Dopo numerose analisi e progetti che non hanno portato a una soluzione efficace, ora si punta su una galleria lunga circa duemila metri dalla rotonda di Sils in direzione di Maloja.

Nel tratto rimanente si punterà sul distacco controllato delle valanghe e naturalmente su una costante sorveglianza. Le risorse non saranno un problema. «Stiamo parlando del tunnel più grande e costoso costruito dal Cantone: si prevede una spesa di circa 200 milioni di franchi – ha spiegato Cavigelli, che nel governo retico si occupa di queste tematiche -. Il prossimo passo molto concreto è iniziare con la realizzazione di una pianificazione per un progetto generale».

Tutto il tratto interessato si trova nei Grigioni, ma riguarda anche moltissimi italiani.
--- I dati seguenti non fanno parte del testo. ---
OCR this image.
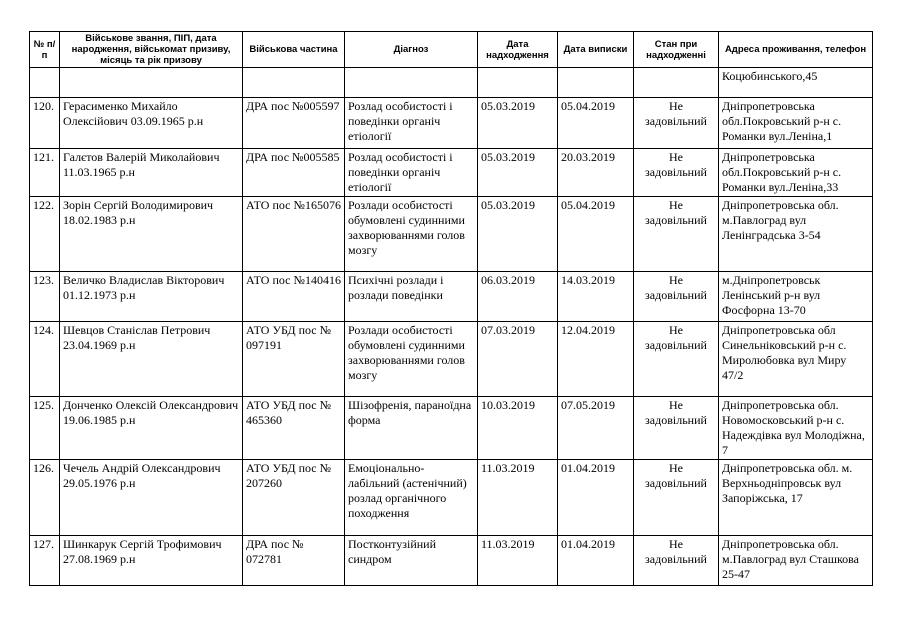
№ п/п	Військове звання, ПІП, дата народження, військомат призиву, місяць та рік призову	Військова частина	Діагноз	Дата надходження	Дата виписки	Стан при надходженні	Адреса проживання, телефон
							Коцюбинського,45
120.	Герасименко Михайло Олексійович 03.09.1965 р.н	ДРА пос №005597	Розлад особистості і поведінки органіч етіології	05.03.2019	05.04.2019	Не задовільний	Дніпропетровська обл.Покровський р-н с. Романки вул.Леніна,1
121.	Галєтов Валерій Миколайович 11.03.1965 р.н	ДРА пос №005585	Розлад особистості і поведінки органіч етіології	05.03.2019	20.03.2019	Не задовільний	Дніпропетровська обл.Покровський р-н с. Романки вул.Леніна,33
122.	Зорін Сергій Володимирович 18.02.1983 р.н	АТО пос №165076	Розлади особистості обумовлені судинними захворюваннями голов мозгу	05.03.2019	05.04.2019	Не задовільний	Дніпропетровська обл. м.Павлоград вул Ленінградська 3-54
123.	Величко Владислав Вікторович 01.12.1973 р.н	АТО пос №140416	Психічні розлади і розлади поведінки	06.03.2019	14.03.2019	Не задовільний	м.Дніпропетровськ Ленінський р-н вул Фосфорна 13-70
124.	Шевцов Станіслав Петрович 23.04.1969 р.н	АТО УБД пос № 097191	Розлади особистості обумовлені судинними захворюваннями голов мозгу	07.03.2019	12.04.2019	Не задовільний	Дніпропетровська обл Синельніковський р-н с. Миролюбовка вул Миру 47/2
125.	Донченко Олексій Олександрович 19.06.1985 р.н	АТО УБД пос № 465360	Шізофренія, параноїдна форма	10.03.2019	07.05.2019	Не задовільний	Дніпропетровська обл. Новомосковський р-н с. Надеждівка вул Молодіжна, 7
126.	Чечель Андрій Олександрович 29.05.1976 р.н	АТО УБД пос № 207260	Емоціонально-лабільний (астенічний) розлад органічного походження	11.03.2019	01.04.2019	Не задовільний	Дніпропетровська обл. м. Верхньодніпровськ вул Запоріжська, 17
127.	Шинкарук Сергій Трофимович 27.08.1969 р.н	ДРА пос № 072781	Постконтузійний синдром	11.03.2019	01.04.2019	Не задовільний	Дніпропетровська обл. м.Павлоград вул Сташкова 25-47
E la soluzione annunciata martedì sera a Maloja interesserà anche i frontalieri, ma solo - nella migliore delle ipotesi - fra una decina di anni. «Parliamo di 7-8 anni di lavoro di pianificazione e poi il governo potrebbe approvare questo progetto generale». Eventuali ricorsi potrebbero determinare un prolungamento dei tempi. «Spero che questa variante venga accettata anche dagli ambientalisti: lavoriamo in una zona importantissima a livello internazionale e il loro supporto è fondamentale», ha concluso Cavigelli. Fra il pubblico c’erano alcune decine di lavoratori italiani, interessati a conoscere le eventuali novità, ma soprattutto abitanti della Bregaglia e dell’Engadina. Le chiusure sono fonte di disagi per i cittadini e per le aziende. «Serve una soluzione in fretta, non fra 20, 30 o 40 anni, ha sottolineato Andrea Crüzer, presidente dell’Associazione artigiani e commercianti Bregaglia -. Le conseguenze delle chiusure sono pesanti». Non solo per le imprese, costrette a fare i conti con lunghi periodi di incertezza oltre ai giorni di effettiva chiusura, che nel 2018 sono stati sei, ma anche per studenti e lavoratori.

Per esempio la scorsa settimana una donna residente in Bregaglia non è potuta andare all’ospedale di Samedan perché la sbarra poco dopo Maloja, in direzione di Plaun da Lej era abbassata. È stata trasportata a Chiavenna e successivamente a Sondrio. «Ci chiediamo chi pagherà queste prestazioni», ha rilevato Erna Giovanoli nel corso della riunione.